Author: Zillah Eisenstein
Publisher: New York: NYU Press, 1998
Review Published: September 2000

 REVIEW 1: Rebecca Zorach
 REVIEW 2: Edrie Sobstyl
 REVIEW 3: Katrien Jacobs

"Challenging Global Obscenities with the Language of Possibility"

Like the cyberspaces of which she writes in her new book, global obscenities: patriarchy, capitalism, and the lure of cyberfantasy, Zillah Eisenstein's prose leaves the reader awash in a flood of passionate, stylish, meticulously detailed "information," with few guideposts for sorting out the signal-to-noise ratio. This slim volume offers much in the way of exhaustive (exhausting -- four of the five short chapters have over 100 footnotes) scholarly and empirical research. It explores the devastating effects of global corporatism and the role hyperlinked technologies play in facilitating and obscuring its spread, and makes fervent pleas for a more just and democratic future. Although the work is revealing, useful, and often inspiring, the hopeful note which Eisenstein wishes to sound in one voice (the one which emulates netiquette in capitalizing the IMPORTANT parts FOR EMPHASIS), she often undermines in another (the one which refuses to capitalize the names of countries in order to highlight her argument that the nation-state as we have known it is disappearing into the black hole of globally technolinked capital). One is left with a sense of foreboding rather than optimism through much of the book, which the frequent use of Baudrillard-ish catch-verbs (theorize, interrogate, vision, imagine, confront) only exacerbates. The cautious reading the book demands is, however, an indirect object lesson in Eisenstein's central argument: information is not neutral, and its implication in cyberspace allows us to turn our attention away from the widespread demise of democracy, toward the sleek, consumer-friendly package that the desktop and modem offer to assuage the loss and even make us feel good about it.

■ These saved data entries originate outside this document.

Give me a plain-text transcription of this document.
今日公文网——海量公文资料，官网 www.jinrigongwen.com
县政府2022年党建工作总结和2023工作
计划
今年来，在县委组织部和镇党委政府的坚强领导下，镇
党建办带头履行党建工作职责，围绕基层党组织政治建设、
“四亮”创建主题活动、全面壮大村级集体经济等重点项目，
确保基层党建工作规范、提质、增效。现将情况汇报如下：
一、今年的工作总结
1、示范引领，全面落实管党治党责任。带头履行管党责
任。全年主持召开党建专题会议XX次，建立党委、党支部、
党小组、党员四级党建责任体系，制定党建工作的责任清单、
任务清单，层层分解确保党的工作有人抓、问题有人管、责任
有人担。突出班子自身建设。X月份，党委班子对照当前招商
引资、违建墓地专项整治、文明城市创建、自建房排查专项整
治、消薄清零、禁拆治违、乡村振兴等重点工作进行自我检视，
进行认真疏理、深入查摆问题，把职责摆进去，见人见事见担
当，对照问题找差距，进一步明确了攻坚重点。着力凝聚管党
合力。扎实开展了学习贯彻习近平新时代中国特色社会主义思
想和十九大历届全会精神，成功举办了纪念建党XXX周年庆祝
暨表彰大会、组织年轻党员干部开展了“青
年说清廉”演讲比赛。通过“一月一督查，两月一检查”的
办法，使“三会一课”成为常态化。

The key notion of information is little scrutinized throughout global obscenities. There is a light, quasi-Marxist gloss on the concept in which we are reminded of information's relational (vestigial-seeming) ties to human labor (77), but one wishes that Eisenstein had made more extensive use of her excellent but all-too-brief insights into the nature of information as mental production, and had more consciously underscored the difficult tensions that permeate her discussion. She is quite correct to point out that ownership and control of access to information is more important than information itself, and that taking information to be equivalent to facts conceals its power and assumes that access is an unproblematic given. (She also re-exposes the mythicality of the "worldliness" of the Internet and World Wide Web in great detail. Her empirical claims about the globally dominant lack of access to information are not new, but as old claims gathered together and fired at the reader in staccato fashion, they gain new impact.)

Of course, we don't need another attempt to describe the difference between information and facts, or knowledge, or even wisdom. What we do need, in general and in order to give Eisenstein's utopian vision the full weight it deserves, is more explicit attention to stance, as well as a concrete, practical agenda for change. The absence of the second of these is the more pressing need both for the book and for our common future, but a few comments about stance are in order.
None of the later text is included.